Tereny te sąsiadują ze stadionem lekkoatletycznym, boiskami treningowymi, rowerowym torem przeszkód, halą sportową, parkiem Baranowskim z budynkiem usługowym (restauracja z hotelem) oraz Parkiem Stadion z egzotarium i centrum jeździeckim. Wariant proponowany przez mieszkańców dzieli więc chronione obszary leśne miasta. W jego skład wchodzą tereny przeznaczone pod rekreację już w okresie międzywojennym. Początkowo, zaliczały się do nich: hipodrom, odkryty basen oraz skocznia narciarska i choć żaden z tych obiektów nie jest dzis użytkowany, to teren jest jedynym w Kielcach zapleczem rekreacyjnym stanowiącym zamknięty kompleks.
W kolejnym etapie konsultacji zredukowano liczbę wariantów do dwóch. Jeden wariant zakłada ingerencję w zabudowę mieszkaniową, drugi w obszary leśne. Wariant proponowany przez mieszkańców został nieco „poprawiony”. Nitkę drogi przeprowadzono po istniejącej już, mało ruchliwej drodze wzdłuż terenów leśnych. W dalszym ciągu przyczyniając się do fragmentacji zielonego kompleksu.
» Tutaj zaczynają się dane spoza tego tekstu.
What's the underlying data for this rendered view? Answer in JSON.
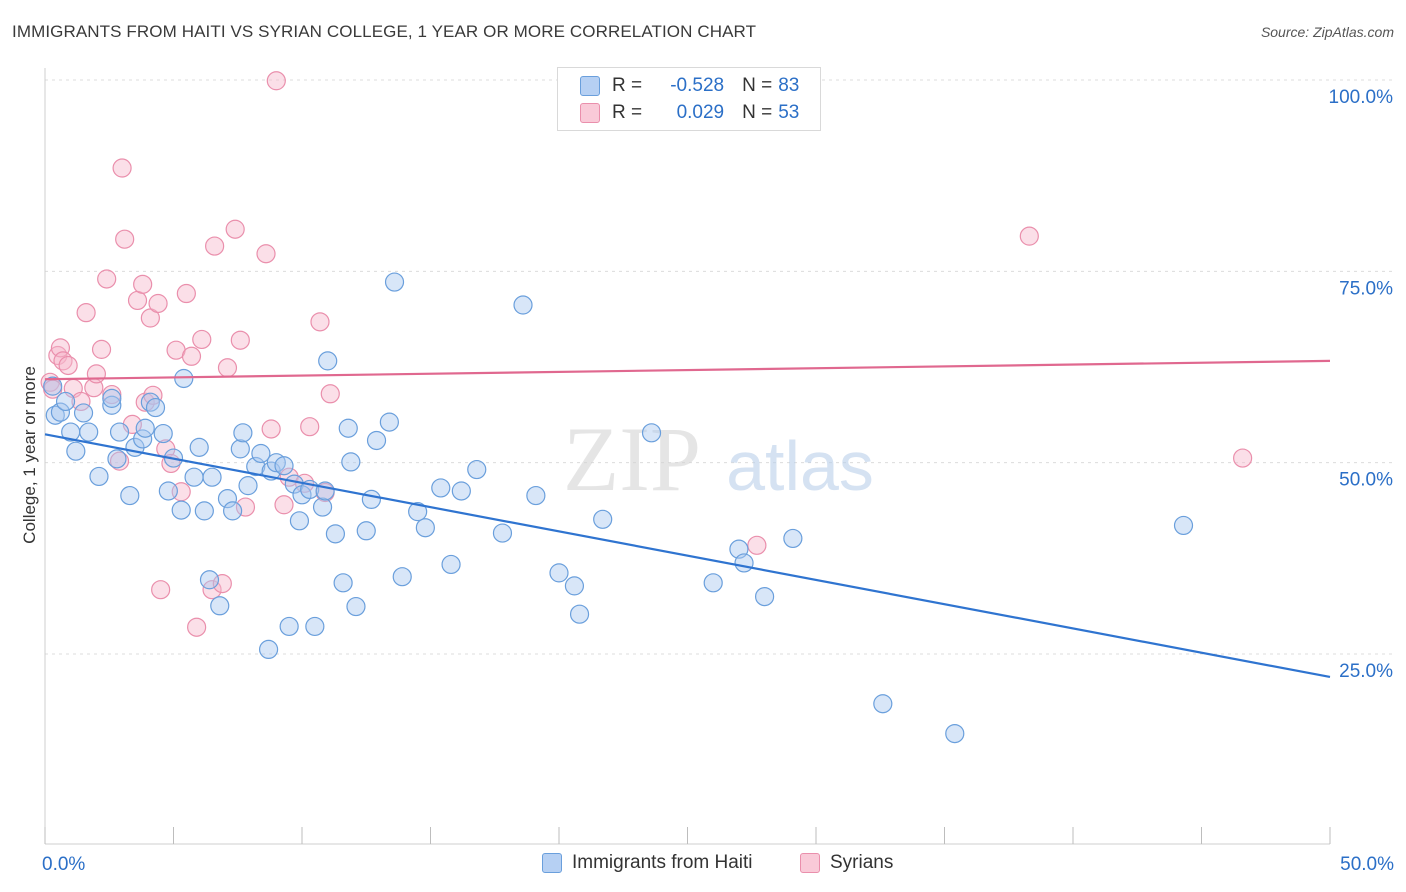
{
  "title": "IMMIGRANTS FROM HAITI VS SYRIAN COLLEGE, 1 YEAR OR MORE CORRELATION CHART",
  "source": "Source: ZipAtlas.com",
  "watermark": {
    "zip": "ZIP",
    "atlas": "atlas"
  },
  "colors": {
    "haiti_fill": "#a9c8f0",
    "haiti_stroke": "#6a9fdc",
    "haiti_line": "#2f74d0",
    "syria_fill": "#f6b8cb",
    "syria_stroke": "#ea8fac",
    "syria_line": "#e0688f",
    "axis_label": "#2b6fc7",
    "grid": "#dcdcdc"
  },
  "legend_top": {
    "rows": [
      {
        "r_label": "R =",
        "r_value": "-0.528",
        "n_label": "N =",
        "n_value": "83"
      },
      {
        "r_label": "R =",
        "r_value": "0.029",
        "n_label": "N =",
        "n_value": "53"
      }
    ]
  },
  "legend_bottom": [
    "Immigrants from Haiti",
    "Syrians"
  ],
  "chart_data": {
    "type": "scatter",
    "title": "IMMIGRANTS FROM HAITI VS SYRIAN COLLEGE, 1 YEAR OR MORE CORRELATION CHART",
    "xlabel": "",
    "ylabel": "College, 1 year or more",
    "xlim": [
      0,
      50
    ],
    "ylim": [
      0,
      102
    ],
    "x_tick_labels": [
      "0.0%",
      "50.0%"
    ],
    "y_tick_labels": [
      "100.0%",
      "75.0%",
      "50.0%",
      "25.0%"
    ],
    "y_ticks": [
      100,
      75,
      50,
      25
    ],
    "grid": true,
    "legend_placement": "bottom",
    "series": [
      {
        "name": "Immigrants from Haiti",
        "r": -0.528,
        "n": 83,
        "trend": {
          "x": [
            0,
            50
          ],
          "y": [
            53.7,
            22.0
          ]
        },
        "points": [
          [
            0.3,
            60.0
          ],
          [
            0.4,
            56.2
          ],
          [
            0.6,
            56.6
          ],
          [
            0.8,
            58.0
          ],
          [
            1.0,
            54.0
          ],
          [
            1.2,
            51.5
          ],
          [
            1.5,
            56.5
          ],
          [
            1.7,
            54.0
          ],
          [
            2.1,
            48.2
          ],
          [
            2.6,
            57.5
          ],
          [
            2.6,
            58.4
          ],
          [
            2.8,
            50.5
          ],
          [
            2.9,
            54.0
          ],
          [
            3.3,
            45.7
          ],
          [
            3.5,
            52.0
          ],
          [
            3.8,
            53.1
          ],
          [
            3.9,
            54.5
          ],
          [
            4.1,
            57.9
          ],
          [
            4.3,
            57.2
          ],
          [
            4.6,
            53.8
          ],
          [
            4.8,
            46.3
          ],
          [
            5.0,
            50.6
          ],
          [
            5.3,
            43.8
          ],
          [
            5.4,
            61.0
          ],
          [
            5.8,
            48.1
          ],
          [
            6.0,
            52.0
          ],
          [
            6.2,
            43.7
          ],
          [
            6.4,
            34.7
          ],
          [
            6.5,
            48.1
          ],
          [
            6.8,
            31.3
          ],
          [
            7.1,
            45.3
          ],
          [
            7.3,
            43.7
          ],
          [
            7.6,
            51.8
          ],
          [
            7.7,
            53.9
          ],
          [
            7.9,
            47.0
          ],
          [
            8.2,
            49.5
          ],
          [
            8.4,
            51.2
          ],
          [
            8.7,
            25.6
          ],
          [
            8.8,
            48.9
          ],
          [
            9.0,
            50.0
          ],
          [
            9.3,
            49.6
          ],
          [
            9.5,
            28.6
          ],
          [
            9.7,
            47.2
          ],
          [
            9.9,
            42.4
          ],
          [
            10.0,
            45.8
          ],
          [
            10.3,
            46.5
          ],
          [
            10.5,
            28.6
          ],
          [
            10.8,
            44.2
          ],
          [
            11.0,
            63.3
          ],
          [
            11.3,
            40.7
          ],
          [
            11.6,
            34.3
          ],
          [
            11.8,
            54.5
          ],
          [
            11.9,
            50.1
          ],
          [
            12.1,
            31.2
          ],
          [
            12.5,
            41.1
          ],
          [
            12.7,
            45.2
          ],
          [
            12.9,
            52.9
          ],
          [
            13.4,
            55.3
          ],
          [
            13.6,
            73.6
          ],
          [
            13.9,
            35.1
          ],
          [
            14.5,
            43.6
          ],
          [
            14.8,
            41.5
          ],
          [
            15.4,
            46.7
          ],
          [
            15.8,
            36.7
          ],
          [
            16.2,
            46.3
          ],
          [
            16.8,
            49.1
          ],
          [
            17.8,
            40.8
          ],
          [
            18.6,
            70.6
          ],
          [
            19.1,
            45.7
          ],
          [
            20.0,
            35.6
          ],
          [
            20.6,
            33.9
          ],
          [
            20.8,
            30.2
          ],
          [
            21.7,
            42.6
          ],
          [
            23.6,
            53.9
          ],
          [
            26.0,
            34.3
          ],
          [
            27.0,
            38.7
          ],
          [
            27.2,
            36.9
          ],
          [
            28.0,
            32.5
          ],
          [
            29.1,
            40.1
          ],
          [
            32.6,
            18.5
          ],
          [
            35.4,
            14.6
          ],
          [
            44.3,
            41.8
          ],
          [
            10.9,
            46.3
          ]
        ]
      },
      {
        "name": "Syrians",
        "r": 0.029,
        "n": 53,
        "trend": {
          "x": [
            0,
            50
          ],
          "y": [
            60.9,
            63.3
          ]
        },
        "points": [
          [
            0.2,
            60.5
          ],
          [
            0.3,
            59.6
          ],
          [
            0.5,
            64.0
          ],
          [
            0.6,
            65.0
          ],
          [
            0.7,
            63.3
          ],
          [
            0.9,
            62.7
          ],
          [
            1.1,
            59.7
          ],
          [
            1.4,
            58.0
          ],
          [
            1.6,
            69.6
          ],
          [
            1.9,
            59.8
          ],
          [
            2.0,
            61.6
          ],
          [
            2.2,
            64.8
          ],
          [
            2.4,
            74.0
          ],
          [
            2.6,
            58.9
          ],
          [
            2.9,
            50.2
          ],
          [
            3.0,
            88.5
          ],
          [
            3.1,
            79.2
          ],
          [
            3.4,
            55.0
          ],
          [
            3.6,
            71.2
          ],
          [
            3.8,
            73.3
          ],
          [
            3.9,
            57.9
          ],
          [
            4.1,
            68.9
          ],
          [
            4.2,
            58.8
          ],
          [
            4.4,
            70.8
          ],
          [
            4.5,
            33.4
          ],
          [
            4.7,
            51.8
          ],
          [
            4.9,
            49.9
          ],
          [
            5.1,
            64.7
          ],
          [
            5.3,
            46.2
          ],
          [
            5.5,
            72.1
          ],
          [
            5.7,
            63.9
          ],
          [
            5.9,
            28.5
          ],
          [
            6.1,
            66.1
          ],
          [
            6.5,
            33.4
          ],
          [
            6.6,
            78.3
          ],
          [
            6.9,
            34.2
          ],
          [
            7.1,
            62.4
          ],
          [
            7.4,
            80.5
          ],
          [
            7.6,
            66.0
          ],
          [
            7.8,
            44.2
          ],
          [
            8.6,
            77.3
          ],
          [
            8.8,
            54.4
          ],
          [
            9.0,
            99.9
          ],
          [
            9.3,
            44.5
          ],
          [
            9.5,
            48.1
          ],
          [
            10.1,
            47.3
          ],
          [
            10.3,
            54.7
          ],
          [
            10.7,
            68.4
          ],
          [
            10.9,
            46.1
          ],
          [
            11.1,
            59.0
          ],
          [
            27.7,
            39.2
          ],
          [
            38.3,
            79.6
          ],
          [
            46.6,
            50.6
          ]
        ]
      }
    ]
  }
}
Odpowiedzialność zbiorowa nie istnieje...


Z ostatnich doniesień wynika, że realizowana będzie wersja przez osiedle mieszkaniowe. Sytuacja ta jednak obnaża stopień świadomości społeczeństwa. Żadna organizacja nie podniosła w tej sprawie głosu. Mieszkańcy Kielc zupełnie się nie zaangażowali- ludzie „niewrażliwi na dobro społeczne” mogli w realny sposób przyczynić się do nieodwracalnego zniszczenia krajobrazu, charakteru i funkcji miejsca.
Myślę, że nasze społeczeństwo nie jest jeszcze przygotowane na konsultacje społeczne. A samorządowcy częściej przeliczają gdzie poniosą wyższe koszty – za odszkodowania za rozbiórkę czy za wycinkę drzew.

sobota, 17 lipca 2010

Ulica Witosa - Dolina Silnicy



Co my tu mamy...


Ulica Witosa przecina bardzo ciekawy, pod względem przyrodniczym i ekonomicznym, fragment miasta.
W zasadzie, z jednej strony "przecina", a z drugiej "wyznacza". Przecina, bo na północy od ulicy mamy lasy ochronne, a na południu dolinę Silnicy z wyznaczoną strefą A Kieleckiego Obszaru Chronionego Krajobrazu.
Z drugiej strony mapy Googla wyszukują tu ok. 40 zarejestrowanych firm (w sumie na 486 budynków są tu 33 handlowo-usługowe , 15 biurowych i 8 przemysłowych; w latach 2007-2008 wydano na ten obszar 74do86 pozwoleń na budowę) - ulica jest kapitalnym miejcem ze względu na łatwy dojazd (od Warszawy) i pewnie atrakcyjne ceny (peryferia).
Uporządkowanie tego terenu, znalezienie dla niego takich form użytkowania, aby zachować równowagę między rozwojem ekonomicznym a stabilnością przyrodniczą wymagałaby tu dużej pracy i wysokiej etyki zawodowej urbanistów.

Równolegle do Witosa...

Ulicę Witosa przemierzyłam tysiące razy pieszo i na rowerze, bo w ciągu prawie czterech lat leżała na mojej trasie praca-dom.
Nigdy nie odważyłam się przejść równoległą trasą, czyli wzdłuż Silnicy.
Na taką okazję postanowiłam uzbroić się w aparat fotograficzny i poświęcić temu miejscu całe niedzielne popołudnie.
Samotny spacer spotęgował doznania. Idąc z kimś jeszcze nie podskakiwałabym ze strachu na każdy szelest liści.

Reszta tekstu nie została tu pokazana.